After visiting Furman’s campus, meeting the people and touring the newly constructed Townes Center for Science, he saw no reason to look anywhere else. He enrolled at Furman Early Decision.

“I sealed my fate pretty early, so I really enjoyed my senior year of high school,” he says.

His Advanced Placement credits allowed him to jump right into mid-level physics and chemistry courses. He figured either chemistry or physics would come out the front-runner, but by the end of his freshman year he had already decided on a double major.

As he spent more time taking advanced courses, his interest in mathematics continued to grow and he began to see more connections between the three fields. After discussing the matter with friends and mentors, he decided to add the third major.

“Matt is the epitome of a student scholar,” says mathematics professor John Harris. “He isn’t taking courses just to graduate. He isn’t choosing majors to pad his résumé. He’s taking courses to learn, and he’s making high-level connections in the context of very deep topics.”

Blending the three fields is a path to discovery, Correnti says, and those discoveries have led him to a slew of honors and awards, as well as presentations at national and international conferences. He came to Furman as a Lay Scholar — the university’s highest academic award — and while on campus has been named a Furman Fellow, a Barry M. Goldwater Scholar (the nation’s most prestigious undergraduate award for math and science), and a Beckman Scholar, among other honors.

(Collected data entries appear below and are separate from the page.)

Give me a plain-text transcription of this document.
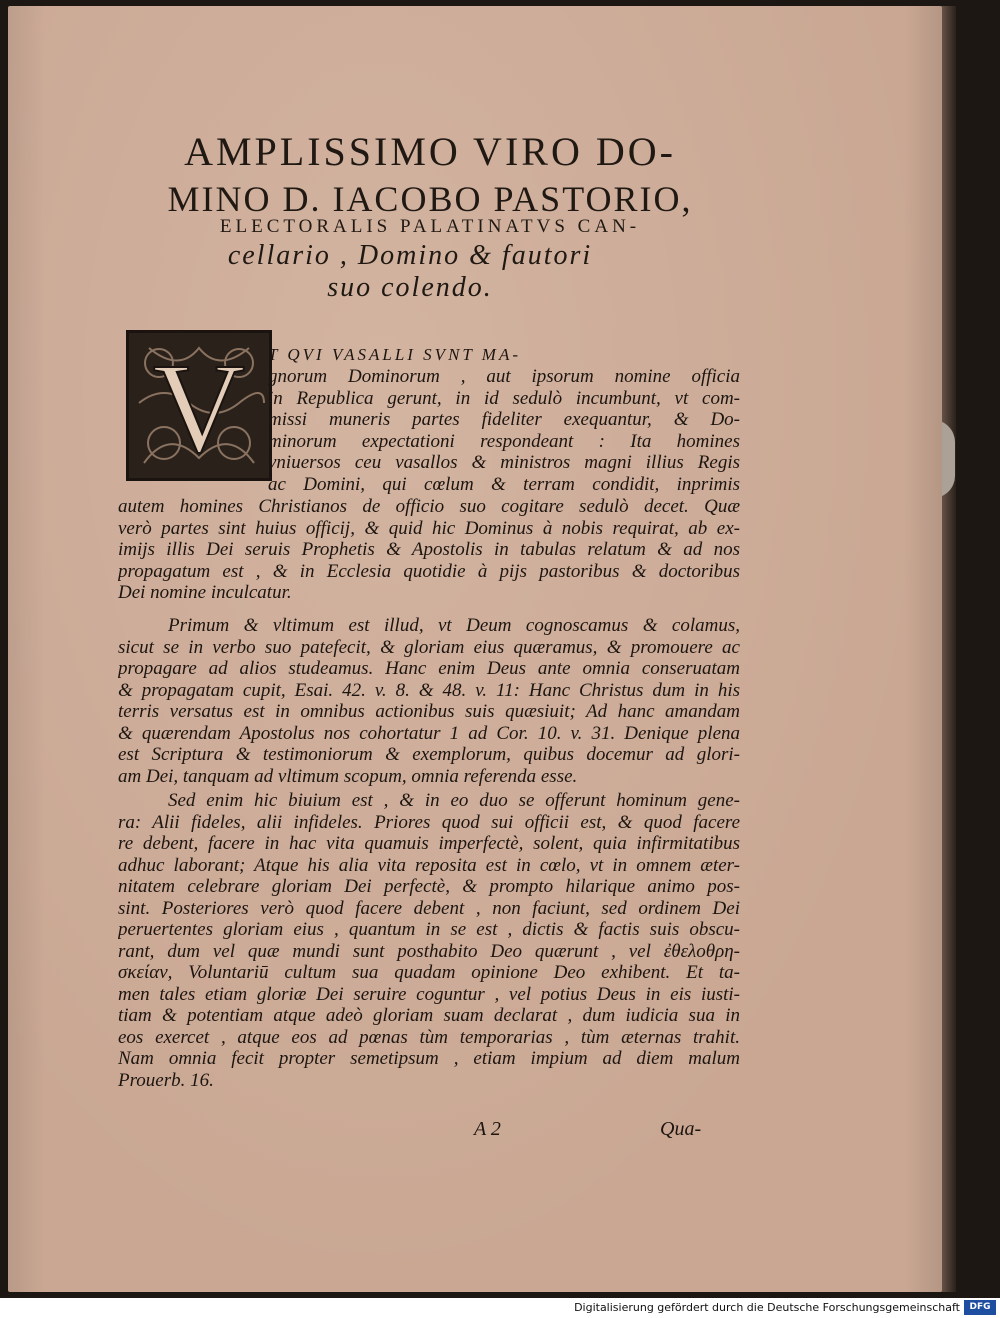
AMPLISSIMO VIRO DO-
MINO D. IACOBO PASTORIO,
ELECTORALIS PALATINATVS CAN-
cellario , Domino & fautori
suo colendo.
V T QVI VASALLI SVNT MA-
gnorum Dominorum , aut ipsorum nomine officia
in Republica gerunt, in id sedulò incumbunt, vt com-
missi muneris partes fideliter exequantur, & Do-
minorum expectationi respondeant : Ita homines
vniuersos ceu vasallos & ministros magni illius Regis
ac Domini, qui cœlum & terram condidit, inprimis
autem homines Christianos de officio suo cogitare sedulò decet. Quæ
verò partes sint huius officij, & quid hic Dominus à nobis requirat, ab ex-
imijs illis Dei seruis Prophetis & Apostolis in tabulas relatum & ad nos
propagatum est , & in Ecclesia quotidie à pijs pastoribus & doctoribus
Dei nomine inculcatur.
Primum & vltimum est illud, vt Deum cognoscamus & colamus,
sicut se in verbo suo patefecit, & gloriam eius quæramus, & promouere ac
propagare ad alios studeamus. Hanc enim Deus ante omnia conseruatam
& propagatam cupit, Esai. 42. v. 8. & 48. v. 11: Hanc Christus dum in his
terris versatus est in omnibus actionibus suis quæsiuit; Ad hanc amandam
& quærendam Apostolus nos cohortatur 1 ad Cor. 10. v. 31. Denique plena
est Scriptura & testimoniorum & exemplorum, quibus docemur ad glori-
am Dei, tanquam ad vltimum scopum, omnia referenda esse.
Sed enim hic biuium est , & in eo duo se offerunt hominum gene-
ra: Alii fideles, alii infideles. Priores quod sui officii est, & quod facere
re debent, facere in hac vita quamuis imperfectè, solent, quia infirmitatibus
adhuc laborant; Atque his alia vita reposita est in cœlo, vt in omnem æter-
nitatem celebrare gloriam Dei perfectè, & prompto hilarique animo pos-
sint. Posteriores verò quod facere debent , non faciunt, sed ordinem Dei
peruertentes gloriam eius , quantum in se est , dictis & factis suis obscu-
rant, dum vel quæ mundi sunt posthabito Deo quærunt , vel ἐθελοθρη-
σκείαν, Voluntariū cultum sua quadam opinione Deo exhibent. Et ta-
men tales etiam gloriæ Dei seruire coguntur , vel potius Deus in eis iusti-
tiam & potentiam atque adeò gloriam suam declarat , dum iudicia sua in
eos exercet , atque eos ad pœnas tùm temporarias , tùm æternas trahit.
Nam omnia fecit propter semetipsum , etiam impium ad diem malum
Prouerb. 16.
A 2	Qua-
Digitalisierung gefördert durch die Deutsche Forschungsgemeinschaft	DFG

“Matt is among the most brilliant students I’ve encountered in 30 years of teaching,” says education professor Scott Henderson, Furman’s director of national and international scholarships. “His pure intelligence is incredible.”

DOWN IN THE BASEMENT of the Townes Center, Correnti, under Knight’s direction, has been using and, in some cases, building laboratory equipment that simulates temperatures in outer space. The research, says Knight, is designed to create and study new molecules of astrophysical interest to help understand the cosmos at the very basic chemical level. They use an electron spin resonance apparatus to examine hydrogen cluster ions at temperatures near absolute zero.

Correnti was the lead author on a paper sharing the results of their research that was published in the Journal of Chemical Physics in November of 2012. He was also the sole undergraduate presenter at a Royal Society Discussion Meeting in London in February of 2012.

Despite his intense academic load, Correnti has been diligent about making time for play during his college years. He participated in several intramural sports and coached an intramural soccer team.

As vice president of the Furman chapter of the American Chemical Society, he organized community outreach events, including interactive activities to help encourage children to become interested in science. One of his favorite projects for children is making ice cream with liquid nitrogen.

“I can’t say it tastes as good as Ben and Jerry’s, but it’s definitely in the spirit,” he says.

Correnti also has a passion for woodworking. “Creating objects of original beauty and craftsmanship is as alluring to me as the process of scientific discovery,” he says.

Two of his pieces have received major recognition. Woodworkers Journal highlighted a contemporary-style desk Correnti built, and a ball-and-claw table he made was showcased in the Philadelphia Furniture Show. “It’s an opportunity to take ideas, persevere through it and turn them into reality,” Correnti says.

One of his greatest joys has been attending Furman with his high school sweetheart, Karen Woods. Woods, a health sciences major, finished her studies in December. They were married May 25, and they’re headed to Richland, Wash., where Correnti will be part of the National Security Internship Program at the Pacific Northwest National Lab. There, he’ll be able to continue what he describes as “the essence of Furman” by working collaboratively with his research advisor, Dr. Marvin Warner.

The program will give him flexibility as he decides what course to pursue and what graduate program to attend. Eventually he hopes for a career developing practical technologies to address contemporary international issues, such as clean energy production and storage and pollution reduction.

“Matt is simply a delight,” says John Harris. “Furman faculty will be talking about him for years to come.”